Een opwekking van de doden zal wel plaatsvinden op deze dag. Zij die op aarde geestelijk dood zijn, zullen uit hun slaap ontwaken, als ze God in Zijn grootheid en macht zullen onderkennen en als ze zich voor Zijn rechtvaardigheid zullen moeten verantwoorden. Doch dit ontwaken zal vreselijk zijn. En zo zullen ook vele die in de graven rusten - lichamelijk en geestelijk - die al in de sferen van het hiernamaals vertoeven, ter verantwoording worden geroepen, omdat ze de rust van de dood verkiezen boven de activiteit die van leven getuigt.

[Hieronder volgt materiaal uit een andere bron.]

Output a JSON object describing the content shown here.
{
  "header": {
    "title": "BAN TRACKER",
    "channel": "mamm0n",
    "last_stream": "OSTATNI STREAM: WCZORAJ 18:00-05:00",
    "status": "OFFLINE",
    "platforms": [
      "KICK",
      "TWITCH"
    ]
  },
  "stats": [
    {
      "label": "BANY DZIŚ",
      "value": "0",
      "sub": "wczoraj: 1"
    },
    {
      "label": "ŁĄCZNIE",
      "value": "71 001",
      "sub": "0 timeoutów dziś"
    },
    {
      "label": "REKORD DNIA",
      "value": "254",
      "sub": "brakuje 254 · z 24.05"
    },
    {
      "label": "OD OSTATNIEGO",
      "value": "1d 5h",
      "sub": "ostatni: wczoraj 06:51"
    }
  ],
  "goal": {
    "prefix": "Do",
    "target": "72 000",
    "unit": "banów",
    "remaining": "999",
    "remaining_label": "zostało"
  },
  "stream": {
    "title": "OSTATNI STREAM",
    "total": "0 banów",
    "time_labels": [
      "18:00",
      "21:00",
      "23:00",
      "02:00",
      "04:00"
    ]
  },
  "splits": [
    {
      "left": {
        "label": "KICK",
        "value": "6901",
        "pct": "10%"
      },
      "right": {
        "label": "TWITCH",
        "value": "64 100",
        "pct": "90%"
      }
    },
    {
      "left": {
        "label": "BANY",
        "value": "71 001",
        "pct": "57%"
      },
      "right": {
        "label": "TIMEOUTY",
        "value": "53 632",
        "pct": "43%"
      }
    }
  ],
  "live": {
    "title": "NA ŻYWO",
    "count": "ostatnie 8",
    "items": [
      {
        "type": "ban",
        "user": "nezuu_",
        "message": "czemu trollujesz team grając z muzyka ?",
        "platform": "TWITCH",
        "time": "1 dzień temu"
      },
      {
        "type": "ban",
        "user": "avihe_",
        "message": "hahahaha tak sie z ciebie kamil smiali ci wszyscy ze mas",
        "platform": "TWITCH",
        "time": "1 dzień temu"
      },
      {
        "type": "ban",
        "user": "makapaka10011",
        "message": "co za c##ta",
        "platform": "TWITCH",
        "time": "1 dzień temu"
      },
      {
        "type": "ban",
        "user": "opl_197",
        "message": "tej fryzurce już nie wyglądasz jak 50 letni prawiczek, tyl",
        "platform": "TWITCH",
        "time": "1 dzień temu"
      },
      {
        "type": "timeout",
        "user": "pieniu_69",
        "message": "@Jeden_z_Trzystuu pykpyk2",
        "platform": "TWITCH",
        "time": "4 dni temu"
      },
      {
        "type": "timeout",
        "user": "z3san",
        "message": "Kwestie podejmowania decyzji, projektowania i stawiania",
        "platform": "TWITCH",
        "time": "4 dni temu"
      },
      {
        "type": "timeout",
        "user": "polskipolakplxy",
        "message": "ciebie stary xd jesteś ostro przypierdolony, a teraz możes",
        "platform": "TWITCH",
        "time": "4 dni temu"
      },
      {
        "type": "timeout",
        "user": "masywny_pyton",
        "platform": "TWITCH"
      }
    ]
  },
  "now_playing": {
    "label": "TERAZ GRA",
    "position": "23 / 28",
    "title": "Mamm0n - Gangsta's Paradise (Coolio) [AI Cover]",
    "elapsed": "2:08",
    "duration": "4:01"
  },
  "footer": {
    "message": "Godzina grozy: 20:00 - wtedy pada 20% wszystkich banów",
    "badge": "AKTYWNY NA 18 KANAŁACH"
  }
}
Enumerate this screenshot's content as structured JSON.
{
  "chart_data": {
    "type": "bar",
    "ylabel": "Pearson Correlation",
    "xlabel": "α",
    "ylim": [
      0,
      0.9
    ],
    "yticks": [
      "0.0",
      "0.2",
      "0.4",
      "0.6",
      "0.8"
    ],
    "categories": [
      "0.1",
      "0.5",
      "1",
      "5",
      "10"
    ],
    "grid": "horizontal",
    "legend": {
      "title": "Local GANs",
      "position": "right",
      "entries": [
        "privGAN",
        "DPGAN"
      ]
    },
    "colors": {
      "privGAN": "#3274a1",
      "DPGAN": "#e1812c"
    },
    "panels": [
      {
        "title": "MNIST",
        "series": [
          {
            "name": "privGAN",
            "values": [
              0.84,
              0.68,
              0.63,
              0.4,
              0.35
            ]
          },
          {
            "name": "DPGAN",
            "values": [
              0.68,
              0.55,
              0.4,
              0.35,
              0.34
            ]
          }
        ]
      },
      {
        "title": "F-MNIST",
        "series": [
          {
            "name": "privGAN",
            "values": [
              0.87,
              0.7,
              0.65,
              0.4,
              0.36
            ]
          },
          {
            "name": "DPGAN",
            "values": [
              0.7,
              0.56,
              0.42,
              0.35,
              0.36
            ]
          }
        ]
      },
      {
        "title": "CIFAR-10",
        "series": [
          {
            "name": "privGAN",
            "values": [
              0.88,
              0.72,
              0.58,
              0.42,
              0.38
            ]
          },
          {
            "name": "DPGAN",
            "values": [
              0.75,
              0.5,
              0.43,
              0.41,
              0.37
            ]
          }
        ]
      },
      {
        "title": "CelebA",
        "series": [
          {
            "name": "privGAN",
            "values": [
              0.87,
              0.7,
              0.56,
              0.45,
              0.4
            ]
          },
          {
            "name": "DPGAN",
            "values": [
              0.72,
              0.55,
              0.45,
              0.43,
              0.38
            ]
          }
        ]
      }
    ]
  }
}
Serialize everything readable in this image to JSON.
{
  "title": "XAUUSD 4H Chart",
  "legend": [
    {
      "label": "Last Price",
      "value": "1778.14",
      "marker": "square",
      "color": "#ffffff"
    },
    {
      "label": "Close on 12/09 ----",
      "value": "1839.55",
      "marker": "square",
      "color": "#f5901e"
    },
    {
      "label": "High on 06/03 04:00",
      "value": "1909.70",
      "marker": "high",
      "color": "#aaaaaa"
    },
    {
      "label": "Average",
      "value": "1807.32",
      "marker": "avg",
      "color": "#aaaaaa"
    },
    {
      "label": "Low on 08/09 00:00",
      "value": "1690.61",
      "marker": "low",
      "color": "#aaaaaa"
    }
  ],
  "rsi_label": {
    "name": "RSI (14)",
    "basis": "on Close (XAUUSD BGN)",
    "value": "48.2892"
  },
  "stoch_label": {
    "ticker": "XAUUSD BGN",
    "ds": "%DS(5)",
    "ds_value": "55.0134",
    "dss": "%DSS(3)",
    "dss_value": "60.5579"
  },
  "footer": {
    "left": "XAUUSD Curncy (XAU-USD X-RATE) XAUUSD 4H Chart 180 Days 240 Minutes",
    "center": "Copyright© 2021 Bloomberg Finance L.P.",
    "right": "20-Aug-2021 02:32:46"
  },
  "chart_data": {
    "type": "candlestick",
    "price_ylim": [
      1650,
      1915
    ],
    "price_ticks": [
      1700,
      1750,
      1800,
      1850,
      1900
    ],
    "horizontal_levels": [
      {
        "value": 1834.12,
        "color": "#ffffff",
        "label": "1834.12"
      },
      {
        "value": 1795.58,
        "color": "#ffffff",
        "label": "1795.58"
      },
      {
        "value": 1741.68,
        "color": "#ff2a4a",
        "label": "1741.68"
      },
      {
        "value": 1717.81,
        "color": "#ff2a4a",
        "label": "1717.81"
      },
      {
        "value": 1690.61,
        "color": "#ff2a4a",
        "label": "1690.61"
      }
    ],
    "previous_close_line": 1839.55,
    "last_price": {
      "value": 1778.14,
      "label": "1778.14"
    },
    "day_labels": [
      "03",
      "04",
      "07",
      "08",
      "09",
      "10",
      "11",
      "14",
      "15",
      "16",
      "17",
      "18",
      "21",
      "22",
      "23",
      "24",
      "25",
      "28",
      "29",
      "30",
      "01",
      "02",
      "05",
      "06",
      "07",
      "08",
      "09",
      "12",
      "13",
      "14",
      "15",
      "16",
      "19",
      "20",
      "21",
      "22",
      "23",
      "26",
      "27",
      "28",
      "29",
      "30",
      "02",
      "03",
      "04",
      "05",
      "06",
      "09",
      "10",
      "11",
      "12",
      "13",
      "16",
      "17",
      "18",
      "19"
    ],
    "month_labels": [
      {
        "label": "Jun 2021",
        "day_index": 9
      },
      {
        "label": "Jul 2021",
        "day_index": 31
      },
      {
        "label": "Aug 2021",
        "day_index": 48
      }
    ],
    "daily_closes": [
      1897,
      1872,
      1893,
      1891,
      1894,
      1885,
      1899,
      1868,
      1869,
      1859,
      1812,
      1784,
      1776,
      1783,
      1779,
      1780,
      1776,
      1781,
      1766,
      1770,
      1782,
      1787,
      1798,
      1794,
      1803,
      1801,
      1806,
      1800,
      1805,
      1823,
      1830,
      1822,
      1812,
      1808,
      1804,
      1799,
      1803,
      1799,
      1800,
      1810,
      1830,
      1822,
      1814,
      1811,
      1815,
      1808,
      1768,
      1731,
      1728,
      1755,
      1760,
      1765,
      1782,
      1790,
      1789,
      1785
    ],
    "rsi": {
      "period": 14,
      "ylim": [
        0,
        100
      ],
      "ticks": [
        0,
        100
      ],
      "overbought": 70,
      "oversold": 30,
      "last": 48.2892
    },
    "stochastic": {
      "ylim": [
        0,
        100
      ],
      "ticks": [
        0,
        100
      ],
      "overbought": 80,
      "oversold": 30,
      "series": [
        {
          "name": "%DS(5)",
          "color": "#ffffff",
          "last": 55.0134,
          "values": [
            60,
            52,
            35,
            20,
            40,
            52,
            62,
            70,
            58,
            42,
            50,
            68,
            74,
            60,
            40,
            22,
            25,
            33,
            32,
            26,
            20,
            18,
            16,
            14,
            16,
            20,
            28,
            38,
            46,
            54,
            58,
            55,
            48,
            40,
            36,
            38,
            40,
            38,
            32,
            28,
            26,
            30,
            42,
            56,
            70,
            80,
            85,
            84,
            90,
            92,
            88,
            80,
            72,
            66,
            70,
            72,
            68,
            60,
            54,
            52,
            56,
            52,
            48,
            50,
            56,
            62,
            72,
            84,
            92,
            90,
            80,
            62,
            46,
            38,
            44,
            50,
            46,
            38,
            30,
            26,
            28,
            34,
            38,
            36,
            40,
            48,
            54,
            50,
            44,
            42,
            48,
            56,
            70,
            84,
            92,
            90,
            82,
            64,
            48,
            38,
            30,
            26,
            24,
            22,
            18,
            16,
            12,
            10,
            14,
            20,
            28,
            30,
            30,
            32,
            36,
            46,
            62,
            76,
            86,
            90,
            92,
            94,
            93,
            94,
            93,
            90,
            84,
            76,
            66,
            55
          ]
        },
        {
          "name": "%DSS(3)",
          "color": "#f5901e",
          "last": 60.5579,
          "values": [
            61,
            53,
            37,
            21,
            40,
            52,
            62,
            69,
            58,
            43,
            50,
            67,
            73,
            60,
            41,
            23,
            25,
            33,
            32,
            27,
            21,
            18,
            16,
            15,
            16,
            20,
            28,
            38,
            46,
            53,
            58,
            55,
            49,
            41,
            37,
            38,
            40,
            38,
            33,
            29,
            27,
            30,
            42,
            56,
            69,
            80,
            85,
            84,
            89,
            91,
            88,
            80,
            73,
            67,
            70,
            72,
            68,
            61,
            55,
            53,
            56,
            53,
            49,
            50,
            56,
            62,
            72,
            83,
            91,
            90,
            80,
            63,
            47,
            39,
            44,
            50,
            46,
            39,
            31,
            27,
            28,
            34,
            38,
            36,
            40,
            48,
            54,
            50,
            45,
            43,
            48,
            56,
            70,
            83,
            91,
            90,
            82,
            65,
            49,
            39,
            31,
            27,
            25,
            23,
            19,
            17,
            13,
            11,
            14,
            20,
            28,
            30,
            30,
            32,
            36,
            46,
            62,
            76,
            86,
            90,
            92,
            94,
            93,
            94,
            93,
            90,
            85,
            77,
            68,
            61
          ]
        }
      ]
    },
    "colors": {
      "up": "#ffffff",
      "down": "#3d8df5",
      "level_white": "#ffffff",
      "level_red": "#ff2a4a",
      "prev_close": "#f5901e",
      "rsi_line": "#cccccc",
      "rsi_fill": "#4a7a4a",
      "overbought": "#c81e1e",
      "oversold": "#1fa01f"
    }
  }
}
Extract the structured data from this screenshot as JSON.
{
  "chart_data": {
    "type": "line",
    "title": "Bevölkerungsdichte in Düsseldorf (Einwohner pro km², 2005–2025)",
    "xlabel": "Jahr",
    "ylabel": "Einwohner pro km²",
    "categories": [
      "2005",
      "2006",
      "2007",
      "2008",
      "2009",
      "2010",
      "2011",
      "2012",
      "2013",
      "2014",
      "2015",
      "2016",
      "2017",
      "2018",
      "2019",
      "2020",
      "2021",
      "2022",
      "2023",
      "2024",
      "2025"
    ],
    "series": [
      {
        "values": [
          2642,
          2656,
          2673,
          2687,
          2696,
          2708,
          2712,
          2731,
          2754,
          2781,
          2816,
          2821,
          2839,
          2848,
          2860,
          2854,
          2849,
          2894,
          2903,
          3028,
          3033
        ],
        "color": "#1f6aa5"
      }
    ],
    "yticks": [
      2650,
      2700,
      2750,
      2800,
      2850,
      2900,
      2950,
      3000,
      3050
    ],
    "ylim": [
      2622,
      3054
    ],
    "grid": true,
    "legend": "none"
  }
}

Ook die zielen zullen op de dag van het oordeel worden veroordeeld tot een hernieuwde verbanning in de materie, opdat ze nu de toestand van rust te proeven krijgen die hun begerenswaardig toescheen en die ze toch konden ontvluchten. Want als een ziel zich in het hiernamaals negatief ontwikkelt, streeft ze zelf naar de materie. En aan haar wil zal gevolg worden gegeven. Op deze manier zal de opwekking uit de graven op de jongste dag begrijpelijk zijn.

Het vleselijke lichaam heeft wel zijn rust gevonden, in zoverre dat het de ziel niet meer hoeft te dienen, maar ook zijn geestelijke substanties moeten verder hun doel vervullen volgens goddelijke beschikking. De zielen zijn echter te beklagen als ze niet een staat van leven binnen kunnen gaan na de dood van het lichaam. En alleen zo dient de opwekking op de jongste dag tot eeuwig leven of tot eeuwige verdoemenis worden verstaan, dat voor de op aarde levenden plotseling het besef zal komen van het ontwaken uit de diepste geestelijke slaap, doch voor de kwade tot het oordeel. Want de goede mensen die op God gericht zijn en Zijn wil vervullen, zijn op de hoogte van de levenssituatie na de lichamelijke dood. En zij vrezen deze laatste niet en gaan ook het eeuwige leven binnen. Doch de hernieuwde ontwikkelingsgang op de nieuwe aarde door haar scheppingen, zal ook moeten worden gegaan door vele zielen die al lang van deze aarde zijn gescheiden, die tijd in overvloed hadden in het geestelijke rijk om hun wil te veranderen en actief te worden, die echter in hun krachteloze toestand volhardden en de rust van de dood de voorkeur gaven en daarom steeds krachtelozer werden, zodat het geestelijke zelf verhardde en rijp is voor hernieuwde verbanning in aardse scheppingen. Dezen staan als het ware op uit hun graven, want hun wordt weer een nieuwe mogelijkheid geboden om naar het levenslicht te gaan, al is het ook na een onheuglijk lange periode. Alles wat geestelijk dood is, zal ontwaken op de jongste dag, maar niet tot het leven maar tot het oordeel.

Zalig die niet rusten in deze doodsslaap. Zalig die onophoudelijk bezig zijn op aarde of in het geestelijke rijk en wier bezigheden niet uit aardse inspanningen bestaat, maar hun geestelijke ontwikkeling dient. Zalig die leven in de geest, die zich niet overgeven aan de slaap van de traagheid, die de rust niet zoeken, want ze zullen leven in gelukzaligheid en de dag van de opwekking niet hoeven te vrezen.